– Dziś, mimo wszystko, potwierdzamy nasze przekonanie, że braterstwo jest silniejsze od bratobójstwa, że nadzieja jest silniejsza od śmierci, że pokój jest silniejszy od wojny – mówił na zakończenie swojej pielgrzymki do Iraku papież Franciszek.
Braterstwo silniejsze niż bratobójstwo
Trzeciego dnia pielgrzymki do Iraku Franciszek modlił się rano za wszystkie ofiary wojny na całym Bliskim Wschodzie. Na miejsce modlitwy wybrano plac Hosh al-Bieaa w Mosulu, plac czterech kościołów: syrokatolickiego, ormiańskiego, syroprawosławnego i chaldejskiego. Wszystkie one zostały zniszczone przez terrorystów w latach 2014–2017. Papież podkreślał, że braterstwo musi być silniejsze niż bratobójstwo. – To przekonanie – powiedział – przemawia głosem bardziej wymownym niż głos nienawiści i przemocy; i nigdy nie może zostać uciszony krwią przelewaną przez tych, którzy wypaczają imię Boga, podążając drogami zniszczenia.
Ojciec Święty zobaczył też na własne oczy ogrom zniszczeń dokonanych przez fundamentalistów z tzw. Państwa Islamskiego. Do wciąż niewielkiej garstki chrześcijan, którzy po pogromach wrócili na Równinę Niniwy, apelował, by się nie zniechęcali i podjęli dzieło odbudowy. Papież podkreślił, że z wielkim smutkiem rozgląda się wokół, widząc znaki niszczących sił przemocy, nienawiści i wojny. – Jak wiele zostało zniszczone! A jak wiele trzeba odbudować! – mówił, wskazując, że spotkanie w tym miejscu dowodzi, że terroryzm i śmierć nigdy nie mają ostatniego słowa. Ostatnie słowo należy do Boga i do Jego Syna, zwycięzcy grzechu i śmierci. – Nawet pośród spustoszeń spowodowanych terroryzmem i wojną, oczami wiary możemy dostrzec triumf życia nad śmiercią – podkreślił Franciszek.
W sprofanowanym i spalonym przez islamistów kościele w Karakosz przypomniał, że kluczowym słowem budowania przyszłości pozostaje przebaczenie. – Przebaczenie jest konieczne, aby trwać w miłości, aby pozostać chrześcijaninem – mówił papież. – Droga do pełnego uzdrowienia może być jeszcze długa, ale proszę Was, nie zniechęcajcie się. Konieczna jest umiejętność przebaczania, a jednocześnie odwaga do walki. Wiem, że jest to bardzo trudne. Wierzymy jednak, że Bóg może przynieść pokój na tę ziemię. Jemu ufamy i razem ze wszystkimi ludźmi dobrej woli mówimy „nie” terroryzmowi i instrumentalizacji religii.

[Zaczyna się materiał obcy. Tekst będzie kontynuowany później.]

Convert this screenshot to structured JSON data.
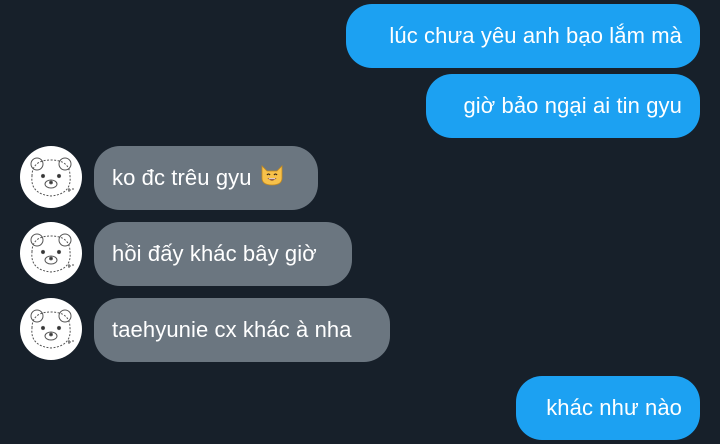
{
  "chat": {
    "messages": [
      {
        "direction": "outgoing",
        "text": "lúc chưa yêu anh bạo lắm mà"
      },
      {
        "direction": "outgoing",
        "text": "giờ bảo ngại ai tin gyu"
      },
      {
        "direction": "incoming",
        "text": "ko đc trêu gyu",
        "emoji": "grinning-cat-emoji"
      },
      {
        "direction": "incoming",
        "text": "hồi đấy khác bây giờ"
      },
      {
        "direction": "incoming",
        "text": "taehyunie cx khác à nha"
      },
      {
        "direction": "outgoing",
        "text": "khác như nào"
      }
    ],
    "avatar_icon": "bear-sketch-avatar",
    "colors": {
      "background": "#17202a",
      "outgoing_bubble": "#1ca1f2",
      "incoming_bubble": "#6b7680",
      "bubble_text": "#ffffff"
    }
  }
}
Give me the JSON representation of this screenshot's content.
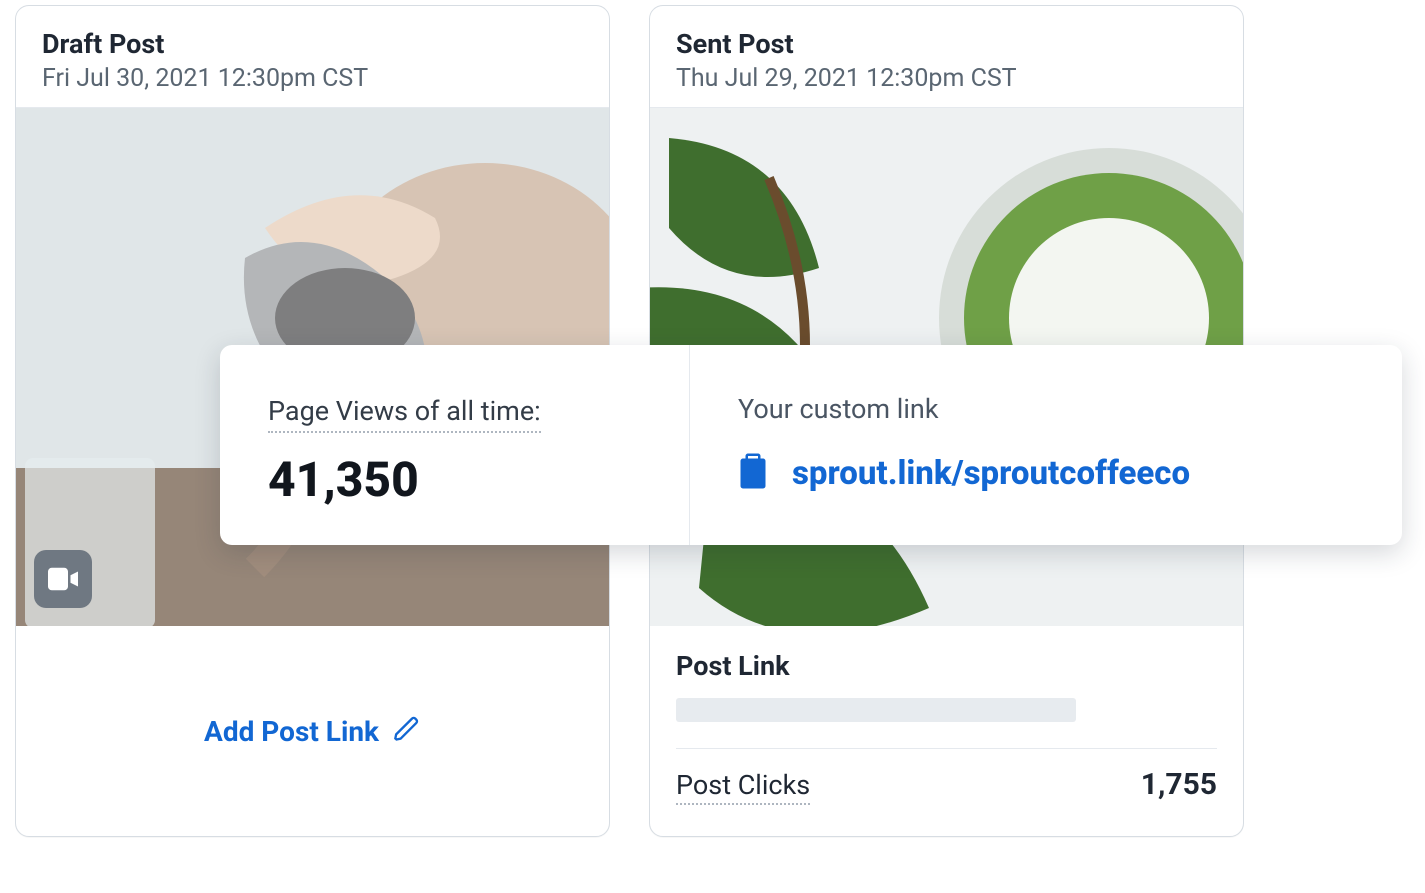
{
  "draft": {
    "title": "Draft Post",
    "date": "Fri Jul 30, 2021 12:30pm CST",
    "add_link_label": "Add Post Link"
  },
  "sent": {
    "title": "Sent Post",
    "date": "Thu Jul 29, 2021 12:30pm CST",
    "postlink_label": "Post Link",
    "clicks_label": "Post Clicks",
    "clicks_value": "1,755"
  },
  "overlay": {
    "page_views_label": "Page Views of all time:",
    "page_views_value": "41,350",
    "custom_link_label": "Your custom link",
    "custom_link_url": "sprout.link/sproutcoffeeco"
  }
}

– W każdej chwili dziękujmy Bogu za Jego dary i prośmy Go, aby obdarzył tę ziemię i jej mieszkańców pokojem, przebaczeniem i braterstwem – mówił papież. – Nie ustawajmy w modlitwie o nawrócenie serc i o triumf kultury życia, pojednania i miłości braterskiej, z poszanowaniem różnic, różnych tradycji religijnych, w dążeniu do budowania przyszłości opartej na jedności i współpracy wszystkich ludzi dobrej woli. Miłości braterskiej, która "uznaje podstawowe wartości naszego wspólnego człowieczeństwa. W ich imię możemy i musimy współpracować, budować i prowadzić dialog, przebaczać i rozwijać się" (Enc. Fratelli tutti, 283).
Ostatnim publicznym wydarzeniem papieskiej podróży do Iraku była Msza w Irbilu. Ma to symboliczne znaczenie, ponieważ Autonomiczna Republika Kurdystanu, której stolicą jest to miasto, gościnnie przyjęła tysiące ludzi uciekających przez terrorem tzw. Państwa Islamskiego.

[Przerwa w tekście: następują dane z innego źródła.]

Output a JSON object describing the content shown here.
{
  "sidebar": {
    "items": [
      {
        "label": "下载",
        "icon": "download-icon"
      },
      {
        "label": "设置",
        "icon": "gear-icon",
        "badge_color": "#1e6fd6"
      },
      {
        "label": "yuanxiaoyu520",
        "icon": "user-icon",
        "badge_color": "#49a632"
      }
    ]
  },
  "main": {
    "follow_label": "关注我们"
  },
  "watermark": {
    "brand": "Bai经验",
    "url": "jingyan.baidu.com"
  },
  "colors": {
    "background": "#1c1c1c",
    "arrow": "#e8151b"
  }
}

W czasie homilii papież mówił, że nasze serca potrzebują oczyszczenia. – Trzeba, abyśmy zostali oczyszczeni z naszych bałwochwalstw, które wymieniają wiarę w Boga na rzeczy przemijające, na wygody chwili. Potrzebujemy, aby podstępne sugestie władzy i pieniędzy zostały usunięte z naszego serca i z Kościoła. Aby oczyścić serce, musimy zabrudzić sobie ręce: czuć się odpowiedzialnymi i nie stać z boku, gdy brat i siostra cierpią – podkreślił Ojciec Święty. Zauważył, że dzięki swej mądrości „Jezus uwalnia nas od takiego sposobu rozumienia wiary, rodziny, wspólnoty, który dzieli, który przeciwstawia, który wyklucza, abyśmy mogli budować Kościół i społeczeństwo otwarte na wszystkich i troszczące się o naszych najbardziej potrzebujących braci i siostry”.

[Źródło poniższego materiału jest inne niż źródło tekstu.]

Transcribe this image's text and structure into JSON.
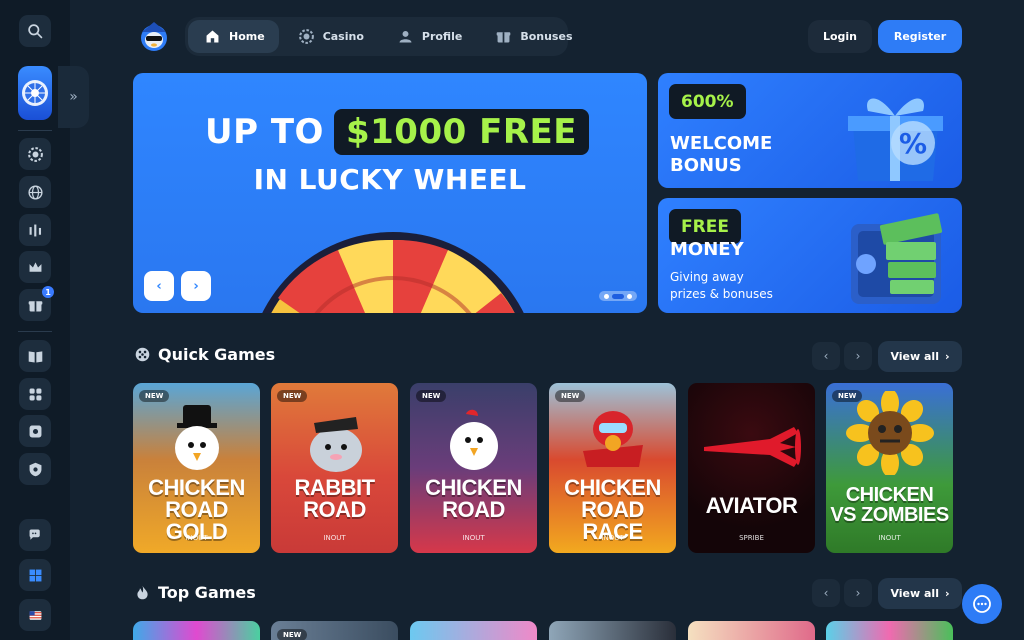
{
  "sidebar": {
    "icons": [
      "search-icon",
      "lucky-wheel-icon",
      "expand-icon",
      "casino-chip-icon",
      "globe-icon",
      "live-stats-icon",
      "crown-icon",
      "gift-icon",
      "book-icon",
      "games-icon",
      "safe-icon",
      "shield-icon",
      "chat-bubbles-icon",
      "windows-icon",
      "us-flag-icon"
    ],
    "gift_badge": "1"
  },
  "header": {
    "nav": [
      {
        "label": "Home",
        "icon": "home-icon",
        "active": true
      },
      {
        "label": "Casino",
        "icon": "casino-chip-icon",
        "active": false
      },
      {
        "label": "Profile",
        "icon": "user-icon",
        "active": false
      },
      {
        "label": "Bonuses",
        "icon": "gift-icon",
        "active": false
      }
    ],
    "login_label": "Login",
    "register_label": "Register"
  },
  "hero": {
    "line1_prefix": "UP TO",
    "line1_highlight": "$1000 FREE",
    "line2": "IN LUCKY WHEEL",
    "prev_label": "‹",
    "next_label": "›"
  },
  "promos": [
    {
      "tag": "600%",
      "title_1": "WELCOME",
      "title_2": "BONUS"
    },
    {
      "tag": "FREE",
      "title_1": "MONEY",
      "sub_1": "Giving away",
      "sub_2": "prizes & bonuses"
    }
  ],
  "quick_games": {
    "title": "Quick Games",
    "view_all": "View all",
    "games": [
      {
        "title": "CHICKEN\nROAD GOLD",
        "provider": "INOUT",
        "new": "NEW"
      },
      {
        "title": "RABBIT\nROAD",
        "provider": "INOUT",
        "new": "NEW"
      },
      {
        "title": "CHICKEN\nROAD",
        "provider": "INOUT",
        "new": "NEW"
      },
      {
        "title": "CHICKEN\nROAD RACE",
        "provider": "INOUT",
        "new": "NEW"
      },
      {
        "title": "AVIATOR",
        "provider": "SPRIBE",
        "new": ""
      },
      {
        "title": "CHICKEN\nVS ZOMBIES",
        "provider": "INOUT",
        "new": "NEW"
      }
    ]
  },
  "top_games": {
    "title": "Top Games",
    "view_all": "View all",
    "second_card_new": "NEW"
  },
  "colors": {
    "accent": "#2e7cf6",
    "highlight_green": "#a6f24a",
    "background": "#142230"
  }
}
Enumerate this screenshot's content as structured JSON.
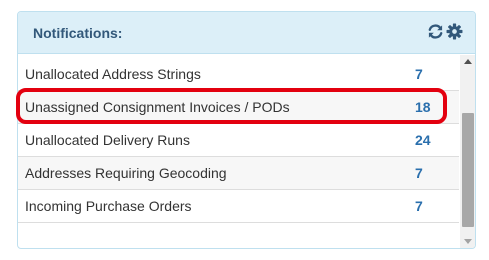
{
  "panel": {
    "title": "Notifications:",
    "icons": [
      "refresh-icon",
      "gear-icon"
    ]
  },
  "notifications": [
    {
      "label": "Unallocated Address Strings",
      "count": "7"
    },
    {
      "label": "Unassigned Consignment Invoices / PODs",
      "count": "18",
      "highlighted": true
    },
    {
      "label": "Unallocated Delivery Runs",
      "count": "24"
    },
    {
      "label": "Addresses Requiring Geocoding",
      "count": "7"
    },
    {
      "label": "Incoming Purchase Orders",
      "count": "7"
    }
  ],
  "colors": {
    "header_bg": "#dceff8",
    "title": "#32587a",
    "count": "#2a6fad",
    "highlight": "#e3000f"
  }
}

Franciszek podkreślił, że mocą swego zmartwychwstania Pan może podnieść nas i nasze wspólnoty z gruzów powstałych na skutek niesprawiedliwości, podziałów i nienawiści. – W Jego ranach, drodzy bracia i siostry, odnajdujemy balsam Jego miłosiernej miłości; On bowiem, Dobry Samarytanin ludzkości, pragnie namaścić każdą ranę, uleczyć każde bolesne wspomnienie i zainicjować przyszłość pokoju i braterstwa na tej ziemi – mówił Ojciec Święty.